Marie-George Buffet. - Il va falloir élargir cette démarche. Il faut multiplier les espaces pour que ces hommes et ces femmes, ceux qui sont sur la liste et les millions de personnes engagées dans ce pays, dans le mouvement associatif, dans le mouvement syndical, continuent à se rencontrer, à prendre la parole, à élaborer ensemble...
Q - Mais cette démarche n'est-elle pas un coup porté à la notion même de parti politique ?
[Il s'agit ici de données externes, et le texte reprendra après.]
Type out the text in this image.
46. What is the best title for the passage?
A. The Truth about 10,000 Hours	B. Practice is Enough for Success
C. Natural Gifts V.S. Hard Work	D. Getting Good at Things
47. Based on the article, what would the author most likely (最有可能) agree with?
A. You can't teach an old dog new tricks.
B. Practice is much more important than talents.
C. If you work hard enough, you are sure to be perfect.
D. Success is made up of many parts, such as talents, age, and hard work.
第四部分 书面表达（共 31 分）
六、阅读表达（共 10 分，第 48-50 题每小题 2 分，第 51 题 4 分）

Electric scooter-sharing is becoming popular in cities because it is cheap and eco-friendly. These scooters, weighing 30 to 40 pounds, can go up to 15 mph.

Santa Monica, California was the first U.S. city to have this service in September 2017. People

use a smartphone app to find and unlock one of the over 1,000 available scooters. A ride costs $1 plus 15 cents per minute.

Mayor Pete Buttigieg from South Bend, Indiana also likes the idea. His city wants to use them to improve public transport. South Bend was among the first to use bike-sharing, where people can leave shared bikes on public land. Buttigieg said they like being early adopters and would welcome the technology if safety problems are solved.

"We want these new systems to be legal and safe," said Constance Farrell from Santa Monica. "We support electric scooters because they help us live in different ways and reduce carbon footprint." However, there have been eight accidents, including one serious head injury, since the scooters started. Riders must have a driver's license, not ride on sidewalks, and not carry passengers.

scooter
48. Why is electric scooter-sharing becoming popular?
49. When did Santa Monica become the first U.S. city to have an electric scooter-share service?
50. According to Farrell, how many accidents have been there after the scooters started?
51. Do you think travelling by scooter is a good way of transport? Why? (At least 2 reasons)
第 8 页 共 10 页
Marie-George Buffet. - Non, car elle constitue un véritable enrichissement, on aura toujours besoin d'une d'organisation. On a besoin de s'organiser. La prise de parole des hommes et des femmes qui sont engagés, qui ont fait le pas de vouloir appartenir à un parti, l'ont fait, pour que leur engagement trouve sa pleine efficacité. Mais cette forme de parti peut s'enrichir, en complémentarité avec des espaces ou ces hommes et ces femmes peuvent s'exprimer. Il faut bien se le dire : ceux qui sont membres d'un parti ne sont pas les seuls à être engagés dans le pays. Il y a des millions d'hommes et de femmes qui sont sous des formes bénévoles, acteurs du monde associatif. Il faut que ces deux engagements se complètent. On a besoin des partis, et du monde associatif. On peut donc trouver des espaces où l'on fasse bouger les choses ensemble. Des initiatives ont déjà démarré dans les quartiers avec les Espaces citoyens, dans les villes, où des gens depuis un an se réunissent régulièrement, débattent, décident. Il y a des communistes, des citoyennes, des citoyens qui ont envie de s’engager. La politique, à l'origine, n'est-ce pas s'occuper de la chose publique ? Cela a été un peu volé par la notion de pouvoir, par les discours... Donnons à chacune et à chacun l'envie de se mêler de la chose publique.